On serait peut-être en train de dire lifting, footing, upgrading et je ne sais quel autre anglicisme étrange utilisé en France aujourd'hui, au lieu de nos délicieusement complexes robineux, enfirouaper et autres boîtes à malle. Mais au moins, on saurait où trouver, à l'extérieur des grands centres, une salade de concombre à la crème qui se respecte et de la tarte aux framboises sans fécule de maïs.

Imaginez si tous ces colons venus de Bretagne, de Normandie, du Poitou s'étaient étalés partout au Canada, entraînant avec eux, permettez-nous de rêver, des amis venus du Périgord, de Champagne, d'Alsace... Imaginez la vallée de l'Okanagan envahie par des gens de la Loire ou du Rhin. Imaginez le mousseux, l'agneau braisé au romarin, la tarte aux pêches façon Tatin...

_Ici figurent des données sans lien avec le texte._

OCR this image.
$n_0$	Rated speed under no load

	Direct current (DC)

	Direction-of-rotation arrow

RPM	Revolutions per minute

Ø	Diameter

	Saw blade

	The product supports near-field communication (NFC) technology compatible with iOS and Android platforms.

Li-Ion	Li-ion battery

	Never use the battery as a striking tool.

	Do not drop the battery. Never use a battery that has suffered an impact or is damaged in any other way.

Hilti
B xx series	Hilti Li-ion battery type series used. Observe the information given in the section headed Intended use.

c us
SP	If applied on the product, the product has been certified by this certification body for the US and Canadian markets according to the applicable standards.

En fait, imaginez la France gourmande partout. Imaginez beaucoup moins de ketchup et beaucoup plus de moutarde forte dans les casse-croûte bordant la route 132.

Imaginez la guédille de Charlevoix remplacée par une baguette à l'anguille fumée ou aux éperlans en escabèche... Imaginez des plateaux de pétoncles, de palourdes, de crevettes du Golfe et d'oursins frais sur des terrasses suspendues à Tadoussac ou à Port-au-Persil. Imaginez une spécialité à la morille que l'on irait manger en Abitibi ou une truite confite que seul le Saguenay saurait nous préparer...

Imaginez le sirop d'érable, protégé par de strictes règles de production assurant sa précise qualité, devenu célébrissime dans le monde entier, à côté des truffes, du Sauternes et autres denrées fines et rares...

Imaginez-vous devant une assiette de tête de veau à la sauce gribiche au lieu de votre poutine... OK, peut-être pas ça.

Mais imaginez quand même comment, dans notre assiette, ce serait une tout autre histoire.